Indeed, the rate of change maintains constant between the two vertices. That's because mathematically everything that varies per pixel is canceling each other. If you manage to put some variation to the formula so that elements unique to each pixel remains, you may get smooth results as you wanted.
Try normalizing the normal before dd'ing, that may do the trick:
float4 PS(VS_OUT pIn) : SV_Target
{
float3 n = normalize( pIn.normalW );
float3 dndx = ddx( n);
float3 dndy = ddy( n);
float sn = 100.0f;
return float4( n, 1 );
return float4( sn*dndx, 1 );
return float4( sn*dndy, 1 );
}
Itried that and it didnt help, but going by your description, ...how would that help?

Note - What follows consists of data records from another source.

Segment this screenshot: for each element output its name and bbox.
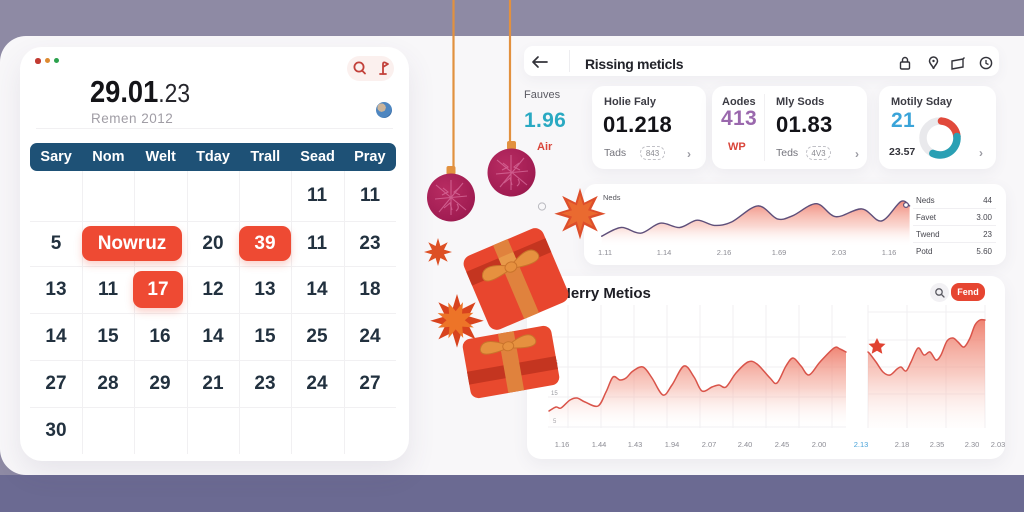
- svg-text:1.16: 1.16: [555, 440, 570, 449]
- svg-text:1.14: 1.14: [657, 248, 672, 257]
- svg-text:2.18: 2.18: [895, 440, 910, 449]
- svg-text:1.94: 1.94: [665, 440, 680, 449]
- svg-text:1.44: 1.44: [592, 440, 607, 449]
- svg-text:1.69: 1.69: [772, 248, 787, 257]
- svg-text:Favet: Favet: [916, 213, 937, 222]
- svg-text:2.45: 2.45: [775, 440, 790, 449]
- svg-text:Twend: Twend: [916, 230, 940, 239]
- svg-text:Potd: Potd: [916, 247, 932, 256]
- svg-text:1.16: 1.16: [882, 248, 897, 257]
- svg-text:5.60: 5.60: [976, 247, 992, 256]
- svg-text:1.43: 1.43: [628, 440, 643, 449]
- svg-text:3.00: 3.00: [976, 213, 992, 222]
- svg-text:2.00: 2.00: [812, 440, 827, 449]
- svg-text:1.11: 1.11: [598, 248, 612, 257]
- svg-text:2.35: 2.35: [930, 440, 945, 449]
- svg-text:23: 23: [983, 230, 992, 239]
- svg-text:2.03: 2.03: [991, 440, 1006, 449]
- svg-text:2.13: 2.13: [854, 440, 869, 449]
- svg-text:45: 45: [551, 361, 558, 367]
- svg-text:Neds: Neds: [916, 196, 935, 205]
- svg-text:2.07: 2.07: [702, 440, 717, 449]
- svg-text:44: 44: [983, 196, 992, 205]
- svg-text:2.16: 2.16: [717, 248, 732, 257]
- svg-text:2.40: 2.40: [738, 440, 753, 449]
- svg-text:15: 15: [551, 391, 558, 397]
- svg-text:2.03: 2.03: [832, 248, 847, 257]
- svg-text:2.30: 2.30: [965, 440, 980, 449]
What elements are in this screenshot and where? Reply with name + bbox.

Another thing i was wondering about is how the pixel quads are implemented. If I have i have 9 pixels in my buffer
1 2 3
4 5 6
7 8 9
Then pixel 7's ddx is 8-7 and its ddy is 4-7. Now, is pixel 8's ddx 9-8 and its ddy 5-8? The reason I ask is becuase wouldnt that mean that all pixels are dependant on neighbours and so would prevent a lot of parallel task properties?
Or is it the case that pixels 4,5,7,8 all share the same ddx (9-8) and all share the same ddy (4-7). Mean that you only get dependencies in pixel quads, but is less accurate.